Mr. Blinken said it was wrong to equate the number of boots on the ground in the region with the overall level of engagement, a view echoed by Qatar.
“I don’t think there is any correlation between what is happening in Afghanistan and how the U.S. is looking at the region,” Sheikh Mohammed said, adding that Qatar would continue “working together hand in hand with the U.S.”
Mr. Austin said the U.S. was grateful that Qatar continued to host U.S. troops, adding that winding down conflicts is a key goal in the region.
There are currently 4,000 Afghan evacuees in Qatar, Sheikh Mohammed said Tuesday.

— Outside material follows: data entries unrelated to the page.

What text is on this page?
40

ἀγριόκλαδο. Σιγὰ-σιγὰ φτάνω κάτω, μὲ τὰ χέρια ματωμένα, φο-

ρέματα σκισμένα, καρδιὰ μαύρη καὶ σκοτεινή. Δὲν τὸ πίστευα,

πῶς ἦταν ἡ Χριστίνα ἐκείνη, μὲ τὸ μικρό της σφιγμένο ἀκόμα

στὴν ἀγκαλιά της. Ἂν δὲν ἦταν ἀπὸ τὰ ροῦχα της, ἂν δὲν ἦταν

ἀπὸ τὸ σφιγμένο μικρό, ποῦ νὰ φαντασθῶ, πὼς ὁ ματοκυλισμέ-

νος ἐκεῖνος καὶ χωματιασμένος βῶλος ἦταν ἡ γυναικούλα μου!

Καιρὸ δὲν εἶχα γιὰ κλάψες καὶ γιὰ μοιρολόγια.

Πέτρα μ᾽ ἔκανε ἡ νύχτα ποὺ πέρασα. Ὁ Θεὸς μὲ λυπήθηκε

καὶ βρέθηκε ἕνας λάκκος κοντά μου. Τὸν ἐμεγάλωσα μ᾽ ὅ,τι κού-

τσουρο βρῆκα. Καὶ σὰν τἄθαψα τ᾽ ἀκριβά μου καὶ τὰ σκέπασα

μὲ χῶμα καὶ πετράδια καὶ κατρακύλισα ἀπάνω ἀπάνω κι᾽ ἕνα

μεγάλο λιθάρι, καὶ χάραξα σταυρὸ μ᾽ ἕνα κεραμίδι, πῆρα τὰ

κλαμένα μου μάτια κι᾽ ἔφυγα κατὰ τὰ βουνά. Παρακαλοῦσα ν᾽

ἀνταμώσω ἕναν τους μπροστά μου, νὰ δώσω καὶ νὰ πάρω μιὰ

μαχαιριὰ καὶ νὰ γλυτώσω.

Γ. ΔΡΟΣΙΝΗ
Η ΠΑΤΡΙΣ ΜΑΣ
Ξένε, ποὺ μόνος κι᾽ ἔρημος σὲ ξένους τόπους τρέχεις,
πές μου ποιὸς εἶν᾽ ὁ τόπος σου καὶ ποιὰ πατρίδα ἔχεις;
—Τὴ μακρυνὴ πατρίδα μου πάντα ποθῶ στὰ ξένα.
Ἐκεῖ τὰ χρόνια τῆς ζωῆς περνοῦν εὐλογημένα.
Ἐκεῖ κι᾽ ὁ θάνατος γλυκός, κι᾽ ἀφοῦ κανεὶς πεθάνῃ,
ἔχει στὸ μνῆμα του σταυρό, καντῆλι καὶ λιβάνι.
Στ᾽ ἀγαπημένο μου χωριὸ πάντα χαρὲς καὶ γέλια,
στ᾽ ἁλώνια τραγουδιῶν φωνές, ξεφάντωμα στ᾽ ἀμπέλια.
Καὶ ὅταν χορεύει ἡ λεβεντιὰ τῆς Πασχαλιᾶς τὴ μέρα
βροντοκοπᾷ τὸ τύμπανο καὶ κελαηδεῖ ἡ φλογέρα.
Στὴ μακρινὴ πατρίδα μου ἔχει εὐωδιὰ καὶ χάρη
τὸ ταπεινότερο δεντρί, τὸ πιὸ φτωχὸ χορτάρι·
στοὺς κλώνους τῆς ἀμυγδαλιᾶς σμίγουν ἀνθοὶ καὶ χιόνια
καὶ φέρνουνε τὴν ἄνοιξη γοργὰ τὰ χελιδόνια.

Another 41,000 have arrived in the U.S., defense officials said.
Some Americans and thousands of Afghans who worked for U.S. forces and diplomats during the nearly 20-year war remained in Afghanistan after the last U.S. forces left Aug. 31.
It was Mr. Austin’s first trip to the region as defense chief, though he made several trips here when he led U.S. Central Command, which is responsible for military operations in the Middle East.
The U.S. also said it hoped to increase cooperation with the Gulf over rising terrorism threats. U.S. officials have described the Gulf visit as a “thank-you” tour.
The Taliban claimed Monday to have overcome the last pocket of resistance in Afghanistan, releasing images they said showed the conquest of the provincial capital of Panjshir, a region that has held out against the group’s takeover of the country.
The U.S. facilitated the evacuation of four American citizens from Afghanistan on Monday via an undisclosed overland route, a State Department official said, in what is believed to be the first such confirmed exit since the U.S. finished evacuating troops and civilians last month via the Kabul airport.
The Taliban were aware and didn’t impede the departure of the American citizens, who were in good condition and received by State Department personnel in an undisclosed country bordering Afghanistan, the official said.
The U.S. hasn’t specified how it would evacuate the remaining Americans and Afghans from the country.